This hit by Colby Armstrong(notes) of the Atlanta Thrashers on Mathieu Perreault(notes) of the Washington Capitals Thursday night is a perfect example of the ball of confusion that is illegal physical contact in the NHL. You may have caught it in Leahy's Three Stars last night, but here's the clip again: 

Some believed that this was a leaping blindside hit by Armstrong. Others saw it and declared that Armstrong should be suspended because Capitals have been suspended for less. The referees probably didn't see it, so they gave Armstrong 2 minutes for "holding" along with Caps defenseman Shaone Morrisonn(notes) after their vengeful scrum following the hit.

Capitals Coach Bruce Boudreau saw the hit his way:

"It was a pretty solid, clear elbow to the face," he said. "I don't even think they were calling a penalty on it until [Shaonne Morrison] got in. It was not ‘unsuspecting' but it was an elbow. And an elbow to the head is an elbow to the head."

And Armstrong saw the hit his way:

"I just came in on the forecheck and thought I had a pretty good angle on him. I haven't seen him play before but he's a pretty skilled little [player], good lateral movement. If anything, I tried to reach out and just get a piece of him. I thought I was going to go right through him, but he kind of bailed on the hit a little bit. I didn't mean to get my arms up into his neck or anything like that. But I saw the replay ... if anything, I was just trying to get a piece of him as he was trying to come by me. It's just one of those plays."

The point isn't to pile on this glove/forearm/elbow to Perreault's mug, which should have earned a double-minor for roughing at a maximum. (If you believe he deserves supplemental discipline for this, in a League without an official "head shot ban" on the books, then the suspension culture has reached its saturation point.)

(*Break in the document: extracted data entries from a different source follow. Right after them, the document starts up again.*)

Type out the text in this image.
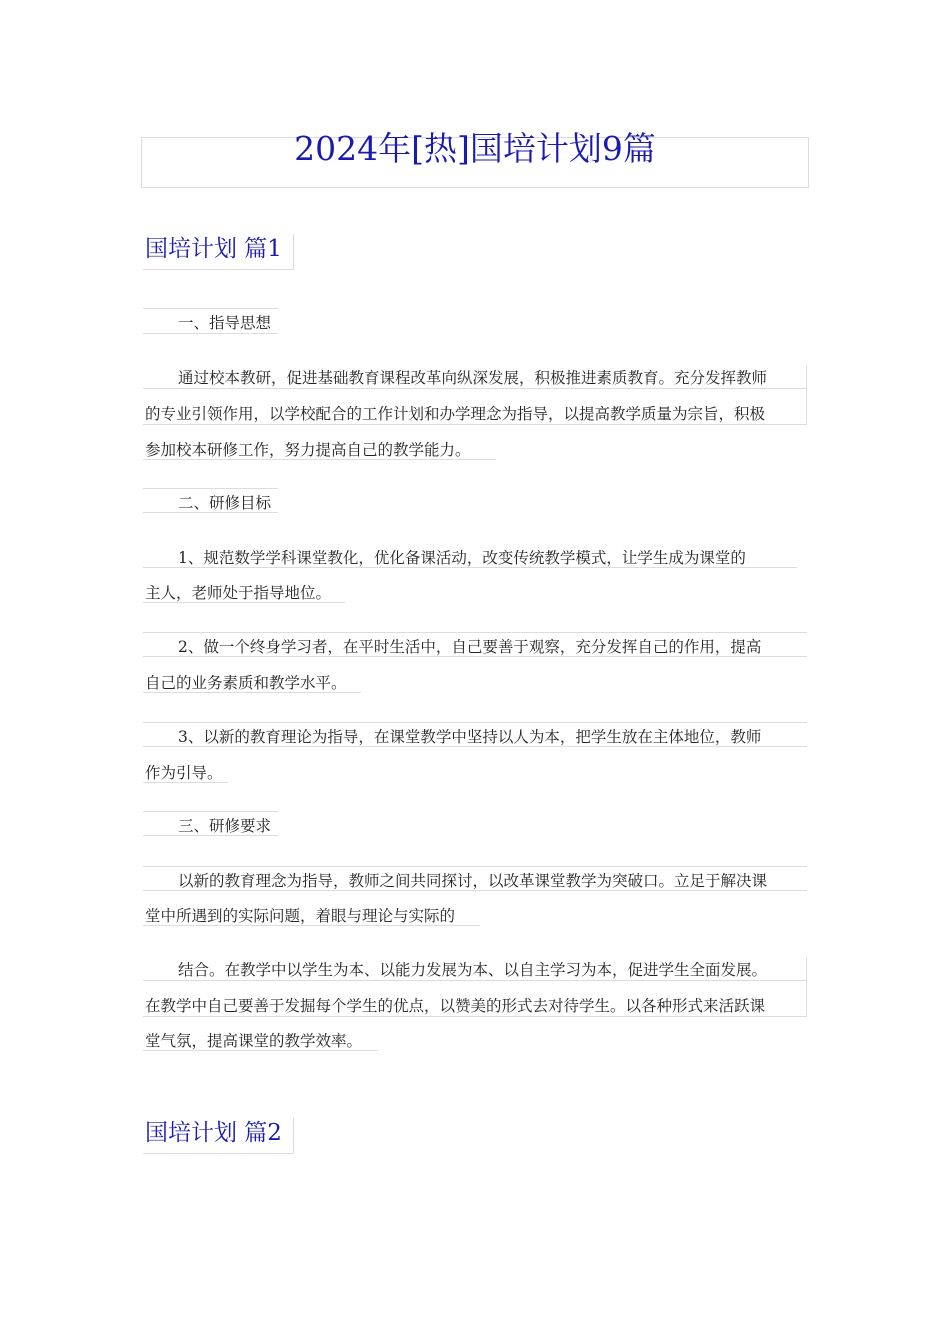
2024年[热]国培计划9篇
国培计划 篇1
一、指导思想
通过校本教研，促进基础教育课程改革向纵深发展，积极推进素质教育。充分发挥教师
的专业引领作用，以学校配合的工作计划和办学理念为指导，以提高教学质量为宗旨，积极
参加校本研修工作，努力提高自己的教学能力。
二、研修目标
1、规范数学学科课堂教化，优化备课活动，改变传统教学模式，让学生成为课堂的
主人，老师处于指导地位。
2、做一个终身学习者，在平时生活中，自己要善于观察，充分发挥自己的作用，提高
自己的业务素质和教学水平。
3、以新的教育理论为指导，在课堂教学中坚持以人为本，把学生放在主体地位，教师
作为引导。
三、研修要求
以新的教育理念为指导，教师之间共同探讨，以改革课堂教学为突破口。立足于解决课
堂中所遇到的实际问题，着眼与理论与实际的
结合。在教学中以学生为本、以能力发展为本、以自主学习为本，促进学生全面发展。
在教学中自己要善于发掘每个学生的优点，以赞美的形式去对待学生。以各种形式来活跃课
堂气氛，提高课堂的教学效率。
国培计划 篇2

The point is that blogs, fans, coaches, players involved and referees all viewed the play in different ways; which is a reminder the entire Wheel of Justice concept in the NHL is as much due to the bewildering nature of hockey plays as it is Colin Campbell's inconsistency and the NHL's ineptitude. OK, maybe it's like 30 percent bewildering nature of hockey plays and 70 percent NHL ineptitude, on second thought.